好不容易有了透氣的機會,文佳悅怒氣衝衝地警告他:“韓正嶽,你這是強暴,我會報警的。”
韓正嶽似笑非笑地抬頭看了她一眼:“強暴?文佳悅,這是夫妻義務。”
說完,夾雜著怒火的吻就如潮水般落下,文佳悅完全閃避不及,隻能被動接受。
因為是夫妻所以就能做這種事嗎?這樣違背她的意願,不顧一切,這不是強暴是什麼?文佳悅現在隻覺得韓正嶽一定是瘋了,一定是瘋了。
文佳悅咬緊牙關,不讓韓正嶽有機可乘,拚命地搖頭,想阻止這樣瘋狂的親吻。
韓正嶽右手抓住她的下巴,用力一捏,文佳悅受不了疼痛,在她開口呼痛的間隙,韓正嶽的舌頭靈活地伸進文佳悅的口中,帶著她的舌尖一起纏繞、起舞。
仿佛這樣還不夠,韓正嶽的右手離開文佳悅的下巴,摸上她那光滑細膩的頸部,再到胸部,右手繞到背後解開文佳悅的胸衣。
文佳悅隻覺得胸口一涼,連最後的屏障都沒了,她更加劇烈的掙紮起來,但是這掙紮卻加劇了韓正嶽想要征服她的願望、催化了對她的激情。
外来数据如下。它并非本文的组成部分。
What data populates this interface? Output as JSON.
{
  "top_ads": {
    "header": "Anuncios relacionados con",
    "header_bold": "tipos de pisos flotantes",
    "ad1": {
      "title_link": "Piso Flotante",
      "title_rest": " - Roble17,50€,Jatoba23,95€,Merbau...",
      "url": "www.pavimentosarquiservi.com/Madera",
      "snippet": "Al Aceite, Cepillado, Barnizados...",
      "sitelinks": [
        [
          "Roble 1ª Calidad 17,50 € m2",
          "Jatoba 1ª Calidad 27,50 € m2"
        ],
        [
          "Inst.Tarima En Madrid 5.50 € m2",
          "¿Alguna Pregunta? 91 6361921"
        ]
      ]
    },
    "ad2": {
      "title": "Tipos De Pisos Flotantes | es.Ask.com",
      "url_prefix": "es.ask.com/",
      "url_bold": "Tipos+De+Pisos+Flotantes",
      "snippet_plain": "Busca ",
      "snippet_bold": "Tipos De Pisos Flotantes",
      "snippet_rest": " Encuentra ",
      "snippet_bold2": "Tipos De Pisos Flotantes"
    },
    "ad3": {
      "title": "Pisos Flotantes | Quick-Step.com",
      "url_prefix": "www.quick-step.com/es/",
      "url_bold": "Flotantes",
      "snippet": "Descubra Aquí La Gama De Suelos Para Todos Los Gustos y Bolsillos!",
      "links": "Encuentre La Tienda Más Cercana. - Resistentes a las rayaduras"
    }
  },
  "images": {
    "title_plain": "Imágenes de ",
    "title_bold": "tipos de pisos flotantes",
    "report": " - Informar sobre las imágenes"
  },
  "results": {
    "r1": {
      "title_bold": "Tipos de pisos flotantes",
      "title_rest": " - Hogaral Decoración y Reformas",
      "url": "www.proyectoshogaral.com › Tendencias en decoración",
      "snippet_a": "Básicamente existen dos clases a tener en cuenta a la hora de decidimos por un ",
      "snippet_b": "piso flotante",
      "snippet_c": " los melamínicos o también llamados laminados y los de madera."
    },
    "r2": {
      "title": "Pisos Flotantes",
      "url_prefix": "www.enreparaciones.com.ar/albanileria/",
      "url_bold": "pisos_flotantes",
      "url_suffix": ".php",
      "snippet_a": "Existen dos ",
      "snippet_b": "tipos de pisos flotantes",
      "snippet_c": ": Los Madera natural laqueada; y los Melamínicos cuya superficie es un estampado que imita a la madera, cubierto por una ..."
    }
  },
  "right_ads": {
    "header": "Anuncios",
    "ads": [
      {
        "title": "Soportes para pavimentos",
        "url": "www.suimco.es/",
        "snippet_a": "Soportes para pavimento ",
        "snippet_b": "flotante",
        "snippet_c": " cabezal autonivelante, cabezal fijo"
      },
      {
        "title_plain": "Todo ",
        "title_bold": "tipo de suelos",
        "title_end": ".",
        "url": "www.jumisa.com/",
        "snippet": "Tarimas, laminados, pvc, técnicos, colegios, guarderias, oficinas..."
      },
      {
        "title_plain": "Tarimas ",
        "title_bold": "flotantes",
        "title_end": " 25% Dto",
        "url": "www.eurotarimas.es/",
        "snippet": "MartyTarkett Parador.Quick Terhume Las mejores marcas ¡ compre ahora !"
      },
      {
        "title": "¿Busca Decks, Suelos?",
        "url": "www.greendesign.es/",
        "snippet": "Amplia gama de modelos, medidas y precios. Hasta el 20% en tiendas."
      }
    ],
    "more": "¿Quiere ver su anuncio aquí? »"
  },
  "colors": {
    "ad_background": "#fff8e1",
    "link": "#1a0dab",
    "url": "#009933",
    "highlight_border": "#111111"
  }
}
不知饜足的唇舌往下,在白皙滑膩的肌膚上留下一個個烙印,略帶粗糙的手也在修長的身體上遊走。
文佳悅隻覺得羞恥,比第一次還要覺得難過,好歹那次麵對的是一個不清醒的、被下藥的人,可是現在對方是清醒地把她壓在上身下,予取予求。
真是替自己覺得悲哀,似乎根本就沒有人回來疼愛她,真正的把她放在手心裏嗬護,連自己的老公都是如此,這樣的韓正嶽完全就是一頭野獸,隻顧自己的歡愉。
越想越傷心,越想越害怕,文佳悅的眼淚實在繃不住,豆大的眼淚滾滾而下。
韓正嶽還沉浸在激情的漩渦中,卻發現身下的身體越來越顫抖,耳邊原本的咒罵聲也被“嚶嚶”的低泣聲取代。
韓正嶽終於停了下來,伏在文佳悅的身上,等待理智回籠,他這是怎麼了,就算是夫妻,也不能不顧妻子的意願強行……
文佳悅閉著眼睛,不敢看韓正嶽,可是眼淚卻不停地從眼尾落下,韓正嶽看著她現在崩潰大哭的樣子突然心軟了。
他現在特別怕文佳悅哭泣,怕她的難過,怕她流淚,她現在一定快被自己嚇死了吧,一想到文佳悅因為自己而哭的不可自抑,他就想扇自己兩耳光。
哎,自己這是怎麼了,怎麼今天這麼衝動……
看著文佳悅身上一個個紅色的烙印,以及手腕上被他勒出來的淤青,他就知道自己當時有多瘋狂,多用力,而文佳悅剛才有多疼,多痛苦。